“Reading” People

Posted by on April 7, 2002 under Bulletin Articles

While driving recently, I noticed a street was closed. A large orange sign with black lettering stood at the barricade. It said, “Fresh Oil.” I knew exactly what it meant. I was grateful the street was closed–I did not wish to splatter liquid tar on my car. I had no confusion about “why” the street was closed. I had no complaint to make.

However, the sign would confuse those who knew the words but not the meaning. Some would not call the layer of gooey, black liquid recently placed on that road surface “oil.” “Oil” is the liquid one places in a car engine, or squirts on a moving part, or uses to be a protective coating, or uses as a fuel. (Any of you remember “coal oil”?) That gooey liquid often used in road construction is called “tar.” “Oil” is fairly easy to remove. Have you removed “tar” from a car’s surface recently?

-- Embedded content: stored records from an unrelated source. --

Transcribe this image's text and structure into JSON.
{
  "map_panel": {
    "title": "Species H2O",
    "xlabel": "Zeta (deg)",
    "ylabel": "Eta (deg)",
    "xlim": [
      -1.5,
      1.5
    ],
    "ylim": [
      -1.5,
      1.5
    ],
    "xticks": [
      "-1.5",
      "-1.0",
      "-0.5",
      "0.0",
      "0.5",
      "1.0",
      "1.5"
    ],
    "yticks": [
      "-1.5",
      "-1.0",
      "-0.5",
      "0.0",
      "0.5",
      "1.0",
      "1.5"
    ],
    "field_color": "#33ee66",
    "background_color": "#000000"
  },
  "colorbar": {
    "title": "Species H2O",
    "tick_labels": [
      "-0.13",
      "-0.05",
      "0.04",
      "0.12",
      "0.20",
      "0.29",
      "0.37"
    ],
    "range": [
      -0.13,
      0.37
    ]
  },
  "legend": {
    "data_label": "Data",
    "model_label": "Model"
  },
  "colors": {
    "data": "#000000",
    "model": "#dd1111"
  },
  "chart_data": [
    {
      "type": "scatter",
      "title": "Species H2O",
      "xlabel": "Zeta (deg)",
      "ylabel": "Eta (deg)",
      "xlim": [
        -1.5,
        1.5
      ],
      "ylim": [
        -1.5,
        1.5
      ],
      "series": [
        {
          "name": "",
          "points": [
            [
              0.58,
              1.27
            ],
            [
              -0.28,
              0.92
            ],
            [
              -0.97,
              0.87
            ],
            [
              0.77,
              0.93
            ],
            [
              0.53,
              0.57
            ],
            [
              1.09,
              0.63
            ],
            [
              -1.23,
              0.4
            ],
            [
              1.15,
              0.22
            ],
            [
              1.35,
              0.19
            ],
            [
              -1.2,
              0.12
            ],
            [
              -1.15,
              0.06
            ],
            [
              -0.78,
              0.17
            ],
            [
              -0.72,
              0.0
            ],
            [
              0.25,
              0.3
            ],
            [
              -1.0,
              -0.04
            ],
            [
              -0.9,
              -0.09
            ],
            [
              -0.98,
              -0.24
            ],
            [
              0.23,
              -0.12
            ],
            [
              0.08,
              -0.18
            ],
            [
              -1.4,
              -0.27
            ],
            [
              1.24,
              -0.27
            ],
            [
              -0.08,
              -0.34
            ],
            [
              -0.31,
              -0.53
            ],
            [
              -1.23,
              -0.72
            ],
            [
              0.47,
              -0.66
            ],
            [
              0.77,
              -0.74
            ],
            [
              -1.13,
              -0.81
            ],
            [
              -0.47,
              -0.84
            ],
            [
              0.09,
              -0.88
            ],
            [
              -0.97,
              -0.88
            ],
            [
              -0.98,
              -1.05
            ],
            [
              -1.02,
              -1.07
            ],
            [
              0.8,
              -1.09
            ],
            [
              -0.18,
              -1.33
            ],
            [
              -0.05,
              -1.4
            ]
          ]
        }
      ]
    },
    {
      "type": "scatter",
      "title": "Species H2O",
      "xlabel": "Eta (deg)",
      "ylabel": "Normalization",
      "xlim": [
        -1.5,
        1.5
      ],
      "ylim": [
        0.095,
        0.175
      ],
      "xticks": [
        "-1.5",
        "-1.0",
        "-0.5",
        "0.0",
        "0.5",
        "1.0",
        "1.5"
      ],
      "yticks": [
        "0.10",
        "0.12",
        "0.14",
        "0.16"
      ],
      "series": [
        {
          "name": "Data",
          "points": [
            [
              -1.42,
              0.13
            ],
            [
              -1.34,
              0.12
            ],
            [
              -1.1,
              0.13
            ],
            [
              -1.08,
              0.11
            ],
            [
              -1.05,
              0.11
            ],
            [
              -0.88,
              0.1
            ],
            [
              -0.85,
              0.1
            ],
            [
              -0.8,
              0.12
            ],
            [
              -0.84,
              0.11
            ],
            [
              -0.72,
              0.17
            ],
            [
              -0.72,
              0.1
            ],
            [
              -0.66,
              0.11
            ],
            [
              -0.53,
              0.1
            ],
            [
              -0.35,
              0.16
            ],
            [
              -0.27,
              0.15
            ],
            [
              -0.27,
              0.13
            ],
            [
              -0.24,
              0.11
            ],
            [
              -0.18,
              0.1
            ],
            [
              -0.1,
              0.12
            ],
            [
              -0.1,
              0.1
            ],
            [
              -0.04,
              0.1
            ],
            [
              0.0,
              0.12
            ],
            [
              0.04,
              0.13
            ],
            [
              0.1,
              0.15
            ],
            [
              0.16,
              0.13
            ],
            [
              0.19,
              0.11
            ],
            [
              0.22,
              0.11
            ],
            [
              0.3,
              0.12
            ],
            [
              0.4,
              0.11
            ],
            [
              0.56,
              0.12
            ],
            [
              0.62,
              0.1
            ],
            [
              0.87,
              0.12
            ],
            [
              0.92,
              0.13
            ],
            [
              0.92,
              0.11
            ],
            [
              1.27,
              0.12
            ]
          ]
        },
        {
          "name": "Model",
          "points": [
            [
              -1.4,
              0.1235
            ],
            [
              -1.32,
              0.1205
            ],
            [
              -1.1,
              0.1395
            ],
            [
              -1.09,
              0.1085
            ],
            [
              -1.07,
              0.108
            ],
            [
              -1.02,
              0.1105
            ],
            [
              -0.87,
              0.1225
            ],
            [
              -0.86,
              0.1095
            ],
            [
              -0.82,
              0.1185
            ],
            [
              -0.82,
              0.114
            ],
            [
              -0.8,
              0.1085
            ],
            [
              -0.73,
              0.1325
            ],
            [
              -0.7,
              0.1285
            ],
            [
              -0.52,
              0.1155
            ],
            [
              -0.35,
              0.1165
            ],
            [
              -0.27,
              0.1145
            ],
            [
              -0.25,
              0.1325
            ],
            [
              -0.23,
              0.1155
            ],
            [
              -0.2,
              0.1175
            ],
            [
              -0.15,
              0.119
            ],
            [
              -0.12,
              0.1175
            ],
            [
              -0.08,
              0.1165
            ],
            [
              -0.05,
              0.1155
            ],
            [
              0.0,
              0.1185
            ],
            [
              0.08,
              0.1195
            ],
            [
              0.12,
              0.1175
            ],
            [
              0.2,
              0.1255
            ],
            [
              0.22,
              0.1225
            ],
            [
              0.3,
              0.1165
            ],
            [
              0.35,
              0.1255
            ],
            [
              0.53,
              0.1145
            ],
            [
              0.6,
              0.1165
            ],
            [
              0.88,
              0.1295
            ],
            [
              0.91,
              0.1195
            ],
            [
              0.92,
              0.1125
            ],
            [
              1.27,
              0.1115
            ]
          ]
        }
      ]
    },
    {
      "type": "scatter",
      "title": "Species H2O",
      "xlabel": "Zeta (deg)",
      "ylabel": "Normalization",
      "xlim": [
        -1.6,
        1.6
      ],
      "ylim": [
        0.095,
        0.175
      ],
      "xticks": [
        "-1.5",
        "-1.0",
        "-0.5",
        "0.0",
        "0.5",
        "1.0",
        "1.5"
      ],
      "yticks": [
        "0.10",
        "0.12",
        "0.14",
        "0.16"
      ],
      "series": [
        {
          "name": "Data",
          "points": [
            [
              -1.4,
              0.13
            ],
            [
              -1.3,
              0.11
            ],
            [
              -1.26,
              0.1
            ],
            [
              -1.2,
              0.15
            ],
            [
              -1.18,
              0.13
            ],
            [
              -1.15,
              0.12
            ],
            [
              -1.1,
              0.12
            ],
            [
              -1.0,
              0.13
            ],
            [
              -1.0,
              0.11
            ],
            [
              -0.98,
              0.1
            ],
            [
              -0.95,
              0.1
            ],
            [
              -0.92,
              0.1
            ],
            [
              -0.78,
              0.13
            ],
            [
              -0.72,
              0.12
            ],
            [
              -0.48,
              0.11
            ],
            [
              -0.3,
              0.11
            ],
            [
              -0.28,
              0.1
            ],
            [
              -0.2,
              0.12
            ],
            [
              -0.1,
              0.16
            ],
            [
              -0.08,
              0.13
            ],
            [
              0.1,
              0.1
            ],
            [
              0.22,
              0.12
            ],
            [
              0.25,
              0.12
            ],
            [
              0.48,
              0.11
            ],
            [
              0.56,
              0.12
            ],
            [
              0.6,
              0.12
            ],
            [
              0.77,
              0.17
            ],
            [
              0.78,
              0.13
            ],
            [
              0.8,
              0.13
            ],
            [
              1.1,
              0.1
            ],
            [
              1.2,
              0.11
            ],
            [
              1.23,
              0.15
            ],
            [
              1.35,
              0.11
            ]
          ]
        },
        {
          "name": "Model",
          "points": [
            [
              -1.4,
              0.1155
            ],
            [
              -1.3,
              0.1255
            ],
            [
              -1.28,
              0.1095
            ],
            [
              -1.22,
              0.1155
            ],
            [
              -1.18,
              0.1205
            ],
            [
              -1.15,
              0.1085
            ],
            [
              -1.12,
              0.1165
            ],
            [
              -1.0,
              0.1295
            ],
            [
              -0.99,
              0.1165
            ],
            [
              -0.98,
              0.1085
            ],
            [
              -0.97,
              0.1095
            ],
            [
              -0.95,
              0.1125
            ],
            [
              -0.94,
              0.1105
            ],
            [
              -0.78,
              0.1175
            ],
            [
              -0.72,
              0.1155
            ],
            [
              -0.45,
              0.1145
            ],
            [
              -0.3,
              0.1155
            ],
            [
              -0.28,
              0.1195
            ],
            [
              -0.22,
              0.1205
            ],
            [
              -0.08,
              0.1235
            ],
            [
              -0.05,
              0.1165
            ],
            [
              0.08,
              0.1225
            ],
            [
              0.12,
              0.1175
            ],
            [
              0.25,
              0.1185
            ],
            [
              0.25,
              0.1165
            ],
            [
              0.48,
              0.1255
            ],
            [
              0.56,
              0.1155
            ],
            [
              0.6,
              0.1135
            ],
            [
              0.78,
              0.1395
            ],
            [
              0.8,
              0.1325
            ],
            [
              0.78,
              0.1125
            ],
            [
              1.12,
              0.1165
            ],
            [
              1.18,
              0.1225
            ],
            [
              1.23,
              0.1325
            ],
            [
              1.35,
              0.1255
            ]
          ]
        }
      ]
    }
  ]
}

What does “fresh” mean? “Fresh” as contrasted to what? To “stale”? “Oil” or “tar” has an expiration date? Have you ever read an orange sign with black letters at a road construction site that said, “Stale Tar”?

Okay! That is a ridiculous observation. Never mind that “Fresh Oil” and “Stale Tar” contain the same number of alphabetic letters. The point is simple: we know what a “Fresh Oil” sign means at a road construction site. We always have known the meaning of that sign. Some of us learned that meaning “the hard way” before signs were used.

The Christians at Corinth were the kind of church that could fill a preacher with joy one minute and break his heart the next. Paul said to them, “If to others I am not an apostle, at least I am to you; for you are the seal of my apostleship in the Lord” (1 Corinthians 9:2). In another letter to the same Christians, he wrote, “You are our letter, written in our hearts, known and read by all men” (2 Corinthians 3:2).

Ouch! What preacher would want people who were not Christians to “read” Christians at a place and conclude he taught them internal rivalry, adultery, law suits, prostitution, mutual contempt, marital stress, and worship wars? What preacher would want people to “read” the church and conclude, “That congregation of Christians threatens our society!”

Christians must realize we do not exist in a vacuum. We must understand others “read” us all the time. Too often we understand ourselves, but to those who “read” us, we look, sound, and act unattractively ridiculous. May our “signs” clearly declare Christ’s value.

May we help hasten the day when “Christian” commonly means blessing. As we are “read” by all people, may our “signs” be as clear to others as they are to us.